The two principal advantages of migration are:

  • A span residing locally is faster than one accessed over UVM (especially if the local storage is newer).
  • The server regains the ability to check for free space and protect the HDP pool from running out of space.

If the existing span violates the HDP rules introduced in release 12.1, for example, by spreading a single NAS stripeset across DP-Vols from multiple HDP pools, a migration can bring it into compliance. The best practice is to have one span per thinly provisioned HDP pool.

Making efficient use of disk space

To migrate data to a local HDP pool, that local HDP pool must be thickly provisioned, even if the external LUs are not.
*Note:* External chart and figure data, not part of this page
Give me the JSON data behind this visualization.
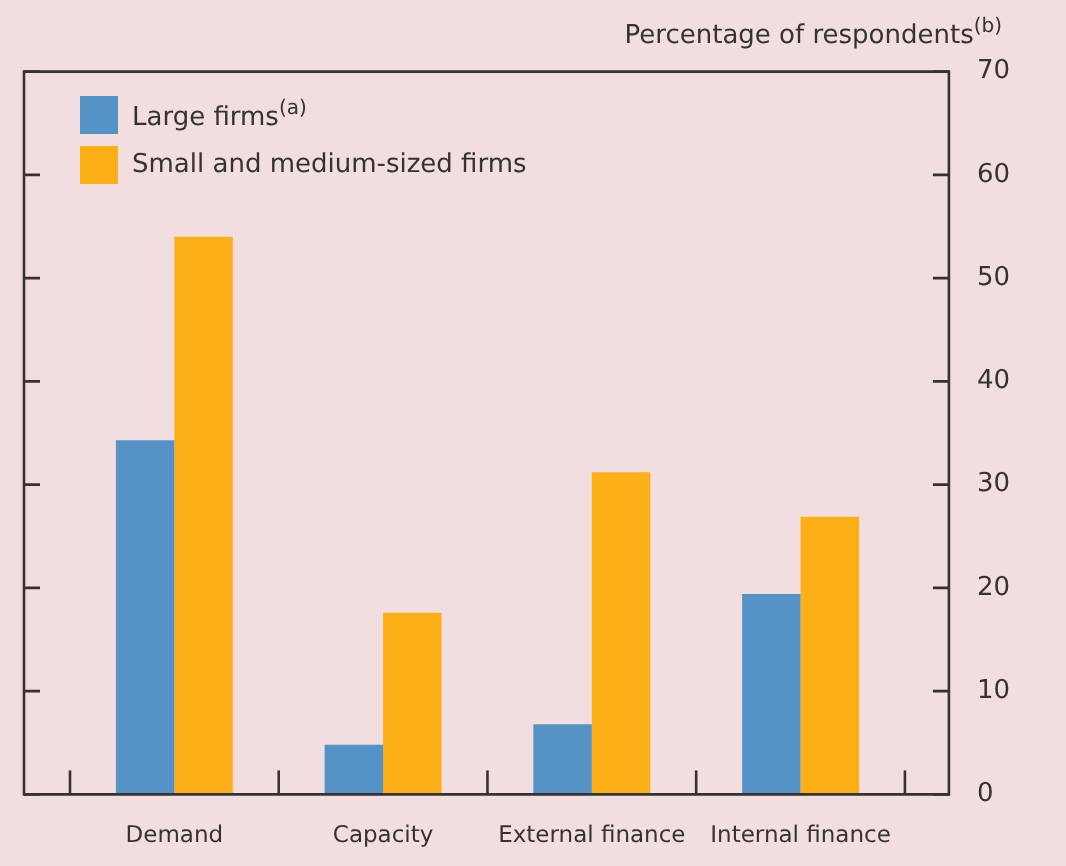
{
  "chart_data": {
    "type": "bar",
    "ylabel": "Percentage of respondents$^{(b)}$",
    "categories": [
      "Demand",
      "Capacity",
      "External finance",
      "Internal finance"
    ],
    "series": [
      {
        "name": "Large firms$^{(a)}$",
        "color": "#5593c6",
        "values": [
          34.3,
          4.8,
          6.8,
          19.4
        ]
      },
      {
        "name": "Small and medium-sized firms",
        "color": "#fcaf17",
        "values": [
          54,
          17.6,
          31.2,
          26.9
        ]
      }
    ],
    "ylim": [
      0,
      70
    ],
    "yticks": [
      0,
      10,
      20,
      30,
      40,
      50,
      60,
      70
    ],
    "grid": false,
    "legend": "top left"
  }
}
For example, for a remote HDP pool with six 10 TiB pool volumes and twenty 8 TiB DP-Vols, on migrating the data to local storage, the local HDP pool needs to provide 160 TiB of pool volumes or parity groups, instead of the 60 TiB that were present on the remote storage.

If the remote HDP pool contains multiple spans, it is possible to mitigate this inefficiency as follows:

Procedure

  1. Identify the span with the largest amount of free space - that is, the largest difference (in TiB) between the total capacity of the filesystems and the capacity of the span.
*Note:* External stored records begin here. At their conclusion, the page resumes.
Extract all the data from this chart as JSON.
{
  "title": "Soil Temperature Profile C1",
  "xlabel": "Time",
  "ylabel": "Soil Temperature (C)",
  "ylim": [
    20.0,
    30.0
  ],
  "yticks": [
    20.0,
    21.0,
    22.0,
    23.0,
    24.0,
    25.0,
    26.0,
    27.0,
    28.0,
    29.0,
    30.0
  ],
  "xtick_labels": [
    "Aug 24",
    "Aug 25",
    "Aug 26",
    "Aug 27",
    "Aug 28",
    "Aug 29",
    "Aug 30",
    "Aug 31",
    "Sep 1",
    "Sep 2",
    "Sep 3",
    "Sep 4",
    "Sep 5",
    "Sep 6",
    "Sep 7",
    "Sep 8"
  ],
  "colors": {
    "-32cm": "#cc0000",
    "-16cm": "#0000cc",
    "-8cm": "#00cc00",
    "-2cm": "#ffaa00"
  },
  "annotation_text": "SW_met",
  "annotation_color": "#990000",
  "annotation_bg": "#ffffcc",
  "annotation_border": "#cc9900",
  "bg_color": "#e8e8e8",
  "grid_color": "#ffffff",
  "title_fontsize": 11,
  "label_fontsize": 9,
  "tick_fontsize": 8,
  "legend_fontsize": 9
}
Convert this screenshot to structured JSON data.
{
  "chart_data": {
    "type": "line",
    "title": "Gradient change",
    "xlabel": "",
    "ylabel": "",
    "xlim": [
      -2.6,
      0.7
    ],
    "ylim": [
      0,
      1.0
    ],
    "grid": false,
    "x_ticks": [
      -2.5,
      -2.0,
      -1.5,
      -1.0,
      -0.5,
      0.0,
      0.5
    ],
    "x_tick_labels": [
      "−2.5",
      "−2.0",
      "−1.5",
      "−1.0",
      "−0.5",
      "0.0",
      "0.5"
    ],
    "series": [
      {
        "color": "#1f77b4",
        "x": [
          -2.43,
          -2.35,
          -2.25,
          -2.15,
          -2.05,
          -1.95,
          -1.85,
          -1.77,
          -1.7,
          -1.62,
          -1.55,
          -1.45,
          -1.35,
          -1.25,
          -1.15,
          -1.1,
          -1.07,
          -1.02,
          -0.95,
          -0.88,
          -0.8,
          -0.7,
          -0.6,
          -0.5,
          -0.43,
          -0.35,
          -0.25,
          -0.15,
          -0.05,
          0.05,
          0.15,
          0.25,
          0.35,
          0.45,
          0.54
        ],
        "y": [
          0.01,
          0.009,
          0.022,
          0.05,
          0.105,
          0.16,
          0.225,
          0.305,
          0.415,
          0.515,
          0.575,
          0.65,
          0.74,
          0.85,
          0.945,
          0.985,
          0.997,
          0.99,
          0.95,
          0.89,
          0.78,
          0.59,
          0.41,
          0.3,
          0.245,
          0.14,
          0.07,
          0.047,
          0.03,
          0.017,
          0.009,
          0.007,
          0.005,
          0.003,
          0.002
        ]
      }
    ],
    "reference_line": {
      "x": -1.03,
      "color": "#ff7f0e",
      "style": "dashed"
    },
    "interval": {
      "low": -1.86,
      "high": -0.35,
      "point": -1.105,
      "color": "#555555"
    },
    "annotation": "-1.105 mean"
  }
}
  2. If you have recently deleted filesystems from the span and you are confident that you will not need to undelete them, run the filesystem-recycle --all-filesystems command against the span.

  3. Migrate this span using Hitachi Storage Administrator Migrator functionality. Wait for migration to complete.

  4. When migration is complete, the free space on the local HDP pool falls by the capacity of the span (rather than just the capacity of the filesystems on it).

  5. Run the span-unmap-vacated-chunks --unused-chunks command against the span. This command launches a background process that gives unused space back to the local HDP pool. Within a few minutes, the free space on the local HDP pool starts to rise slowly as the storage zero-initializes the HDP pages that the server has returned to the HDP pool. It keeps rising as the storage continues to zero-initialize HDP pages, even after the unmapping process logs an event on the Admin Service to say that it has finished. To reduce the performance impact on the system, use the span-throttle-unmapping command. You can check the free space on the HDP pool using the span-list --sds command, but the server has no way to monitor or manage the zero-initialization process.

  6. As soon as the local HDP pool has space, migrate the second span, selected in the same way as before.

  7. Continue with this process until all spans are migrated.

When to avoid block-level migration

For optimal performance, a span should have a single stripeset (it should never have been expanded). The stripeset should contain a large number of system drives, and it should reside on a thinly provisioned HDP pool. The more a span differs from this ideal configuration, the poorer the performance, even after migration to new storage.

The worst case is a span for which the span-list -s command shows a large number of stripesets of one or two SDs each and also where the span-space-distribution command shows that the filesystems are not evenly spread across those stripesets.

A second configuration that cannot be helped by migration is a filesystem that is much smaller than the current maximum size, but which, according to the filesystem-scalability command, cannot expand because it has used up most or all of the available chunk runs.

For these configurations, use Object Replication or Universal Migrator.